USA Today used before and after satellite images of areas hit by the earthquake allowing readers to see the damage to buildings such as the U.N. headquarters.

A USA Today graphic clearly summarized relief efforts in an interactive map giving readers the option of selecting various factors such as search-and-rescue and severity of damage. It was an efficient solution that covered much about the Haiti earthquake.

The BBC provided good coverage of the massive damage and loss by comparing the Haiti earthquakes with earthquakes in Italy and China with the help of graphics. It showed how easily complex data can be presented via graphics.

BBC audio slideshows and straight audio packages allowed viewers to hear the sounds on the ground as doctors raced to save lives on makeshift operating tables and rescuers raced to find the living.

Not surprisingly, considering its proximity to Haiti and its Haitian population, the Miami Herald provided continuing coverage of the event. Its news package included videos, slideshows, graphics, radio reports, etc.

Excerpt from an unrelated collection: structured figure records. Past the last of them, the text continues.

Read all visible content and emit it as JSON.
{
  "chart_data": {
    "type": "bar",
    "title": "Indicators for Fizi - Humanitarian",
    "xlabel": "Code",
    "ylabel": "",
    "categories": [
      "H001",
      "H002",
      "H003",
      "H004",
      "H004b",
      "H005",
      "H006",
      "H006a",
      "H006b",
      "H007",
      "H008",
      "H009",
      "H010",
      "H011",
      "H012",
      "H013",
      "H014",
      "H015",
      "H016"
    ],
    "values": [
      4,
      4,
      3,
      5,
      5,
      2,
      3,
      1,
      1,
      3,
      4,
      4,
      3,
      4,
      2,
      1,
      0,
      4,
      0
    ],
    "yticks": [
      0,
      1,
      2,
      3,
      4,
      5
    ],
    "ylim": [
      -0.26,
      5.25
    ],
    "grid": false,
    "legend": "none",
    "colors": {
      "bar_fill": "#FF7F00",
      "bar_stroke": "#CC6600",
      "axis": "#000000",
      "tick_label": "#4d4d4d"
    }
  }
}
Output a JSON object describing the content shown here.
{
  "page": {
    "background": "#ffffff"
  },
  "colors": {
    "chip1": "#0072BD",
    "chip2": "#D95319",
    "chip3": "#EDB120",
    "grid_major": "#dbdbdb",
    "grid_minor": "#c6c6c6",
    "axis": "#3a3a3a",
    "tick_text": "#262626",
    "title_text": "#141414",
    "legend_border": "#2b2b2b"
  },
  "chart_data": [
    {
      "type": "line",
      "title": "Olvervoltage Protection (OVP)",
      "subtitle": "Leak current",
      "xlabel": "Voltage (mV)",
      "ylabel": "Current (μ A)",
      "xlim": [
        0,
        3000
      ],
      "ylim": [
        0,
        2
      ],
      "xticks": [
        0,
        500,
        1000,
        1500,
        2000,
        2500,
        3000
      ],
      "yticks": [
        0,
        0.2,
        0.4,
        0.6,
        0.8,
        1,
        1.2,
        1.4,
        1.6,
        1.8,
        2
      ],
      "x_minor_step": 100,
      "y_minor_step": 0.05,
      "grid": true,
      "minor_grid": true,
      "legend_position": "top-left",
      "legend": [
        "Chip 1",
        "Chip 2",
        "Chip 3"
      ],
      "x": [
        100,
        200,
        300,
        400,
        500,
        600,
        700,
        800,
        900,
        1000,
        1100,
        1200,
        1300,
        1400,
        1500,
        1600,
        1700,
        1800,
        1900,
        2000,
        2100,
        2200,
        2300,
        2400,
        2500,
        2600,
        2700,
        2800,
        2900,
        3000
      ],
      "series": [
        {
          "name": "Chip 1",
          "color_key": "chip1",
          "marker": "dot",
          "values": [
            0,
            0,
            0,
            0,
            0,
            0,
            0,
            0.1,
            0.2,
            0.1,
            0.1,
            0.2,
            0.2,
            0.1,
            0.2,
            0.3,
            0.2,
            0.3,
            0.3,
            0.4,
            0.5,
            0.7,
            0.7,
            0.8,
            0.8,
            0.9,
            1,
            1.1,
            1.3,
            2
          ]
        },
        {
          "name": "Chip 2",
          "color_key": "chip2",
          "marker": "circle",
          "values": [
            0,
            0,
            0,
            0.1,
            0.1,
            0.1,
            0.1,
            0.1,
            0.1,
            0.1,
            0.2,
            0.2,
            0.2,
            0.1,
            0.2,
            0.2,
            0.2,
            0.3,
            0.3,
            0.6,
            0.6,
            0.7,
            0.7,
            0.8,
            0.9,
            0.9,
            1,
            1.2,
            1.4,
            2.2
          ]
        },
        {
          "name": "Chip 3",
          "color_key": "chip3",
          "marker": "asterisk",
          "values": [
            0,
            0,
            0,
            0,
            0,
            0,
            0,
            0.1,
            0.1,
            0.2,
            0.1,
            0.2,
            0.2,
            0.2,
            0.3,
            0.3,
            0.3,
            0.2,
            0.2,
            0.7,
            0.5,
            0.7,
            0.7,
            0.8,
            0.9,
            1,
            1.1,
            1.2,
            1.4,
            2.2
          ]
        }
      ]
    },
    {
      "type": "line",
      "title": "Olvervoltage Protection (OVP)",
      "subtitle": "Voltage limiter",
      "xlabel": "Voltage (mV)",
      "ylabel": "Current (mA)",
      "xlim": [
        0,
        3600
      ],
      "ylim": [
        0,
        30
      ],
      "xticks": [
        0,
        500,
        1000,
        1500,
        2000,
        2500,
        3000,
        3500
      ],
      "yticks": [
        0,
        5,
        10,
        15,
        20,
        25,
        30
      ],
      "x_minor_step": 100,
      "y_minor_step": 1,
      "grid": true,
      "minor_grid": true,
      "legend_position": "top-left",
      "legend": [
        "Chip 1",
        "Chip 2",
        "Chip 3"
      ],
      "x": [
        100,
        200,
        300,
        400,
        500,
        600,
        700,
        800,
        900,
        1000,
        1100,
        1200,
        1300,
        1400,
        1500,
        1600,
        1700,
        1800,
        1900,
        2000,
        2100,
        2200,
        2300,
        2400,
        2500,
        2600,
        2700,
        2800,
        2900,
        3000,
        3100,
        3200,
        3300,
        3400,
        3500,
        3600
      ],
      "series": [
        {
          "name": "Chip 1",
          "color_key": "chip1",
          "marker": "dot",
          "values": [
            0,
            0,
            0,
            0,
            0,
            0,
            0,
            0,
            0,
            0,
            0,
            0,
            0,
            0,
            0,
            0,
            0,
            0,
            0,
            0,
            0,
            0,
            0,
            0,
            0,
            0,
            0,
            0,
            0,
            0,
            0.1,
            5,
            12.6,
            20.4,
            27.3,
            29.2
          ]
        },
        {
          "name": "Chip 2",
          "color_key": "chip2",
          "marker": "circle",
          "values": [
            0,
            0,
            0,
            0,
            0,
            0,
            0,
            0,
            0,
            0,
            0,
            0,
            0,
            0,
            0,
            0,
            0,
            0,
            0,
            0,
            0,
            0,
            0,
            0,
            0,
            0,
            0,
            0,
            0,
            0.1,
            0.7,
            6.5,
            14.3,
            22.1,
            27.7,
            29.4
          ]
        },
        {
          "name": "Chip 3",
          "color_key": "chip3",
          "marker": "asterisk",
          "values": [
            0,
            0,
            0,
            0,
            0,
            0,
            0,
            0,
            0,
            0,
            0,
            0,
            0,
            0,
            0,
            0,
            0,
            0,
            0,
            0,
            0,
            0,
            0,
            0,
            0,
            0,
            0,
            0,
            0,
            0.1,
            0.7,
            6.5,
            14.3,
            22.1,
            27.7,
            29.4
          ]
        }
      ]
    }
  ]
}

Online newspapers also used multimedia to make donation appeals to the public. For example, Virginian-Pilot journalists sent to Haiti shared a blog on which they posted their ideas and opinions on on-going circumstances in Haiti, who needs what assistance and where, and what are the ways to help.

The Chronicle of Philanthropy estimated recently that donations to Haiti exceeded $709 million, more than 20 times the amount given to 2004 Asian tsunami relief. Much of this was collected through social-networking sites. For example, the American Red Cross raised $12 million via text messages. Besides providing news updates, it also used Facebook, Twitter, Flickr and Youtube to allow people to interact and raise awareness about the ways they could help. Social media also inform people about how the Red Cross has spent donations on food, water, health, through a special page “Disaster Online Newsroom.”

“I remain convinced that mainstream media will soon turn away from the Haiti story and it will be up to social media to report on the long aftermath of the quake,” says Jack Lule, Director of Globalization and Social Change Initiative and a journalism professor at Lehigh University in Bethlehem, Pa. “Multimedia can help deliver news through social media. Multimedia can provide the dramatic pictures, audio and video that bring news stories to life.”

“The earthquake in Haiti showed the world just how many NGOs were already working in Haiti,” Lule says, “These groups labor with little recognition or reward. The earthquake has only served to redouble the efforts and passion of these groups. I firmly believe that the future of Haiti will be tied with these aid and relief organizations -- their work and their ability to communicate about their work through social media.”

“The donations, however, point out another aspect of those media -- their immediacy, Lule added.. “If people are moved by the scenes they see in real life or television, they can pick up their cell phones and immediately make a contribution. Not many years ago, those people would have had to go home, find their checkbook, write a check, get an envelope, address the envelope, stamp the envelope and put it in the mail. That laborious process has been reduced to a few touches to a phone pad,” he said.

What’s next for multimedia coverage of future stories as huge as the Haiti earthquake?

Says Tracy Boyer, an award-winning multimedia producer at The University of North Carolina, specializing in interactive Web development and multimedia storytelling, “We need to start thinking about designing multimedia for multiple end products, depending on if our users are coming to our site via the traditional computer screen, or using more recent technologies such as the iPhone and iPad. Currently, the largest issue is the limitation in Flash due to the incompatibility of this software with multiple end products. Additional interactive and customizable features such as user-submission tools, social media sharing options and other filtering/exporting tools also greatly elevate a multimedia presentation.”